I'm sure that people quibble about this passage frequently, but the point that Jordan (and others) are making is that there are three things a husband must provide his wife -food, clothing, and love/intimacy. If he doesn't then a wife may request a divorce. Of course as with many Biblical teachings this is a case for discernment rather than hasty judgments. A husband who works hard to provide his wife with ground chuck and Craft Mac is a faithful husband. A husband who eats sirloin and Stilton while his wife eats ground chuck and Craft Mac seriously needs a visit from the church elders. Not being able to shop Sax 5th Ave isn't legitimate grounds for divorce. Shopping at thrift stores while your husband collects Lear jets....bring back the elders. I'm trying to make this clear because I don't want anyone to say that I support divorce because a wife is discontent with how her husband provides for her. I am saying that a selfish husband who makes his wife eat rotten leftovers to teach her not to waste his money that way and then turns around and buys a gallon of Bluebell for himself probably deserves whatever is coming. Another thing I want to point out is that the woman doesn't appear to be getting any alimony out of this. This presumably encourages several things in a Christian community namely A. the abuse is real and not merely discontentment, and B. the community approves her leaving and is willing to help her transition. If you back to Jordan's article you'll see he theorizes that this could hardly happen in the case of free women since they had a great deal of control over their own property and could (in essence) largely look out for themselves. One may also postulate that a woman of property likely also had family ties that would make physical abuse detrimental to the abuser. This would be the same as a wife today having a sizable bank account of her, possibly even her own house on the beach, and relatives/connections that would make life for an abusive husband very difficult.

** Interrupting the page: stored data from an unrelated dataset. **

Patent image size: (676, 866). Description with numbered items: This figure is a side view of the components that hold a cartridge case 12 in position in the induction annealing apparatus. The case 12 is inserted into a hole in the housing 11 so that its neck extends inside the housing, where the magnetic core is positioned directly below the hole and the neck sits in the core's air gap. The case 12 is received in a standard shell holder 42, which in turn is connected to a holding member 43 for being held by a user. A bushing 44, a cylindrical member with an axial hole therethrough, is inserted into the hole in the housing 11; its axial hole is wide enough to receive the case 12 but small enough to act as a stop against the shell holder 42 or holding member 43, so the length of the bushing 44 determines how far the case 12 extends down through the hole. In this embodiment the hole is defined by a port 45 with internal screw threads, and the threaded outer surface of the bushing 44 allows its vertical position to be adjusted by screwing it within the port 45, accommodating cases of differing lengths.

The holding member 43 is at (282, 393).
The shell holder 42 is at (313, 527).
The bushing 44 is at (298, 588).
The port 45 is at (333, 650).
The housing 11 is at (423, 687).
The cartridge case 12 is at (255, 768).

I think the truth is that husbands (as well as wives) need accountability. They need to know that there's a point beyond which their wives don't have to put up with their shenanigans. Admittedly both need to understand just where that point is and how far from the reality of a loving (or even moderately exasperating) marriage it is, but they need to know it exists. I'll be very honest and say that one reason I trust Allen as a husband is because I trust his father and brothers. I know that Allen is a trustworthy, stalwart, and faithful husband. I also know that if I ever needed to I could go to Allen's family, and they would take care of us. Although I can't imagine ever needing to it's nice to know I could.